Royal Parks chief exec Linda Lennon CBE’s comments about Hyde Park having “a successful track record of hosting popular large music events” likely riled Probyn, who heads the LN team that could arguably claim to have created that track record.
Probyn’s own track record for staging events in Hyde Park contributed to LN winning the contract to run the entertainment in London ‘s public spaces during the Olympics, a number of free-entry events intended to showcase the English capital’s appeal as a tourist destination.
LN has had problems in Hyde Park, particularly this year with unusually wet weather and local residents complaining about noise levels. The latter had LN controversially cutting the power on a duet between Bruce Springsteen and Paul McCartney, fearing that they were about to run beyond the agreed curfew.

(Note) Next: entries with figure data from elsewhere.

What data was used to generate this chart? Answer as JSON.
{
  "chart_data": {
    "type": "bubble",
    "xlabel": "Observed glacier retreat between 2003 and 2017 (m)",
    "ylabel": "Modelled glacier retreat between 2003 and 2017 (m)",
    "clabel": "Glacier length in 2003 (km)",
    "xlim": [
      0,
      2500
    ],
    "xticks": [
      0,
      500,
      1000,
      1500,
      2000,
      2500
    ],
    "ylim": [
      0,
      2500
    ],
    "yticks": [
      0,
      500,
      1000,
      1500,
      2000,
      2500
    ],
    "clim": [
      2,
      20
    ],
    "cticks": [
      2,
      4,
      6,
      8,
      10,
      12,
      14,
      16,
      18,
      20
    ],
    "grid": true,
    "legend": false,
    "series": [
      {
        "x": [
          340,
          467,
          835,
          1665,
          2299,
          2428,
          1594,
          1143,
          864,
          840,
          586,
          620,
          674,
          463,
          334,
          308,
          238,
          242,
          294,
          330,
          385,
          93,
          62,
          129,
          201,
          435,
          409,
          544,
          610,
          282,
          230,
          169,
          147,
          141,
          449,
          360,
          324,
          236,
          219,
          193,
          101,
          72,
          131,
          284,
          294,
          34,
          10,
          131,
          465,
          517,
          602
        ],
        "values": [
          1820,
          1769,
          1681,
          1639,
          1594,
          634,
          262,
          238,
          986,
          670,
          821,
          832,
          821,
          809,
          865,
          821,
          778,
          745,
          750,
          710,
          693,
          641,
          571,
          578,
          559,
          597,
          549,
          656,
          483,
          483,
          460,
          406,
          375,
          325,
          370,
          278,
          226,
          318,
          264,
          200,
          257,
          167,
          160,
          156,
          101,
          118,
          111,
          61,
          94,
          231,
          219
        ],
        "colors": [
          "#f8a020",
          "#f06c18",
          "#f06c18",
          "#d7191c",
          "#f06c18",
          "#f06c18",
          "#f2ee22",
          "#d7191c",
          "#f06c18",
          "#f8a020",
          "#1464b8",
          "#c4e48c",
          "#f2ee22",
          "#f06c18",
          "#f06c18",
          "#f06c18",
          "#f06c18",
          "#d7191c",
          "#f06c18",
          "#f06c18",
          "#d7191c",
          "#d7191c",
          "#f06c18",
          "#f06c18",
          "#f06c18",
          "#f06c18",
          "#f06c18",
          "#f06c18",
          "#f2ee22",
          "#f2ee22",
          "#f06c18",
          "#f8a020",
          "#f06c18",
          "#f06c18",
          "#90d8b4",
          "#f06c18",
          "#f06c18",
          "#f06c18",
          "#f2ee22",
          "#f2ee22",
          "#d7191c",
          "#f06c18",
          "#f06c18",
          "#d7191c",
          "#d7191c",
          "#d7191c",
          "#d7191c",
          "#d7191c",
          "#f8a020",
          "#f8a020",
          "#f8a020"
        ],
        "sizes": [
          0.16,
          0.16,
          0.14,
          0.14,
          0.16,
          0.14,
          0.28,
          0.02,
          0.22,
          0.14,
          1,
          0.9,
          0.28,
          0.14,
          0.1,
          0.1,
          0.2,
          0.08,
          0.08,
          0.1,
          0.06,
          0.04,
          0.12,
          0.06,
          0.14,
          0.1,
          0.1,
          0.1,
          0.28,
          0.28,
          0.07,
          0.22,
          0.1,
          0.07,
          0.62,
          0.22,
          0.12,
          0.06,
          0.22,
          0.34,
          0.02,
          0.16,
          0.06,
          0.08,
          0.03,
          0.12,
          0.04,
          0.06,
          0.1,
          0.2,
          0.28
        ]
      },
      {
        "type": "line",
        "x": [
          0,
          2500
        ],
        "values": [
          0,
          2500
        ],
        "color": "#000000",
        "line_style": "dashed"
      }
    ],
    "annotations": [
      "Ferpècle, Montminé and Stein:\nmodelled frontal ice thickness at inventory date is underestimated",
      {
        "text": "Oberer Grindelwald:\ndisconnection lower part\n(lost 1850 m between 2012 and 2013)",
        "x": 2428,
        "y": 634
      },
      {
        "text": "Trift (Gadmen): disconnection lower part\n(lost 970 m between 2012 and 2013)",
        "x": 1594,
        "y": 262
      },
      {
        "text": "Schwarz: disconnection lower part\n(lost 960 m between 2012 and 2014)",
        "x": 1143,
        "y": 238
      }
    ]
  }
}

While LN may be mourning the loss of the Hyde Park contract, AEG is clearly relishing the prospect of taking over.
“AEG Live is proud to be partnering with The Royal Parks in the creation of an exceptional and ground-breaking new summer festival for London,” says AEG Europe president and chief exec Jay Marciano, having added some value, or at least some European cache, to the Los Angeles-based company that’s currently up for sale.
AEG Live president for international touring Rob Hallett says Hyde Park has traditionally attracted high-caliber artists and his firm’s plans for reinvigorating the venue with a new event already have the artist community very excited.  
Although LN backed out of the Hyde Park bidding process, it’s unlikely the company will back out of producing the events that have helped build the park’s reputation over the last decade or so.
There’s been no comment from LN on where it will stage such gatherings as Hard Rock Calling and Wireless Festival, two Hyde Park regulars, although Probyn has been public about focusing on new venues for these events.
 The shortlist would likely include the defunct London Pleasure Gardens, an open space run by London’s Newham Council that has the potential hold to hold 40,000-plus.
Earlier in the year, Newham Council, which had previously partnered with West Ham United soccer club and Live Nation in a bid to use London’s Olympic Stadium, said it wants to transform the former industrial site at The Royal Docks into a waterside, urban festival ground to “celebrate the very best of cutting-edge London culture.”
Another option, if only in the short term, may be Knebworth House in Hertfordshire, which this year had its revenues scythed by the cancellation of the UK leg of Sonisphere Festival.
The expansive country pile near Watford has the advantages of being close to London and having a huge site, but the narrow country roads that serve it have resulted in some lengthy traffic jams.